太陽光パネルは、世界のさまざまな地域で使われている。スペインやイタリアのように、比較的、雨が降らない地域もあれば、日本のように高温多湿の地域もある。
例えば、海岸沿いなどでは、塩霧が樹脂製バックシートを腐食する。この結果、湿気が侵入することになる。湿気が樹脂製バックシートを損傷し、透水率が1日あたり1~3g/m2まで高まってくる。こうした現象が、日本のような湿度の高い地域で生じると、トラブルにつながる恐れがある。
樹脂製バックシートに起因するトラブルの一つに、気泡が入り込んだように見える現象がある(図2)。
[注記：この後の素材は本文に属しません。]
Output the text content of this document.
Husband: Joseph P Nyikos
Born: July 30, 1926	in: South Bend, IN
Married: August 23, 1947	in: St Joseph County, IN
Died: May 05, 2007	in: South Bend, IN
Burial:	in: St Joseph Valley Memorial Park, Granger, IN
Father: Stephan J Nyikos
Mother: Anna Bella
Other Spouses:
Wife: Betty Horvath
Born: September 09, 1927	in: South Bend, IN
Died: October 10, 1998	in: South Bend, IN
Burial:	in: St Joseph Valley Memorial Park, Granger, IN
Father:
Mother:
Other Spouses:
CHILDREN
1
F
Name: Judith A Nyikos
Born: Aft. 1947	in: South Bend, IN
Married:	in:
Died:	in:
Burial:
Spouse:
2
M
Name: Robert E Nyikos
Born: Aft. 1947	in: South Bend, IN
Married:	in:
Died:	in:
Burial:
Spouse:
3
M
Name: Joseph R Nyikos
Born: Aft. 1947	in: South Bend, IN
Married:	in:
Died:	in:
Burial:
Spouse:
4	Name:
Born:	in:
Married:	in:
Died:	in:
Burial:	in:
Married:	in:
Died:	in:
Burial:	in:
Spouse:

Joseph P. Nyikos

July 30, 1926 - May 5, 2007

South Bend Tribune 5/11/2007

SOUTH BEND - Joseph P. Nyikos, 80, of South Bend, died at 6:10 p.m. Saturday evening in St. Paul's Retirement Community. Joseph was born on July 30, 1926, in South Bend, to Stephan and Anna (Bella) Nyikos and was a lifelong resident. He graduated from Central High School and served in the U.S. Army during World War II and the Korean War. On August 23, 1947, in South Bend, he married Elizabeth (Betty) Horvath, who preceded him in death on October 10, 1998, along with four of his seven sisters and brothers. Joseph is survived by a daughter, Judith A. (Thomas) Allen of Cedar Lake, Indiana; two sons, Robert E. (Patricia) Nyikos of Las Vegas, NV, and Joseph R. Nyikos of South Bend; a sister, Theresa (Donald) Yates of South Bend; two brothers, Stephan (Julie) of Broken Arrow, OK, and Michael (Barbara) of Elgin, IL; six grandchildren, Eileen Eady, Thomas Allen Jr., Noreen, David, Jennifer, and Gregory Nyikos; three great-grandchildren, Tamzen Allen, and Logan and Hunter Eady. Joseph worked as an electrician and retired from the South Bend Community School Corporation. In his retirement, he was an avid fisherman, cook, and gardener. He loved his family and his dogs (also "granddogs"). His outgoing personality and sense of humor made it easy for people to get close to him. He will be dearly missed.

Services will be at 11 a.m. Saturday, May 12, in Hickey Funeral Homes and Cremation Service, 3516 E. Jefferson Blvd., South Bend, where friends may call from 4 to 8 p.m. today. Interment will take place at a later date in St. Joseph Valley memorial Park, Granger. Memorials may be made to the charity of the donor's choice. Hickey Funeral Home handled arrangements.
太陽電池セル(発電素子)とカバーガラスの間に、空気が入り込んだような白色の部分が生じる(図2中)。
この現象は、カバーガラスの裏面側にある、ハチの巣状の構造が、太陽電池セルから離れてしまうことによって生じることがわかっている。樹脂製バックシートが含む水分の影響と考えられている。
また、樹脂製バックシートは、有機材料の宿命として変色したり、亀裂などが発生したりする恐れもある(図2右)。バックシートの経年劣化によるもので、これは無機材料で封止していれば、起きにくいことと言える。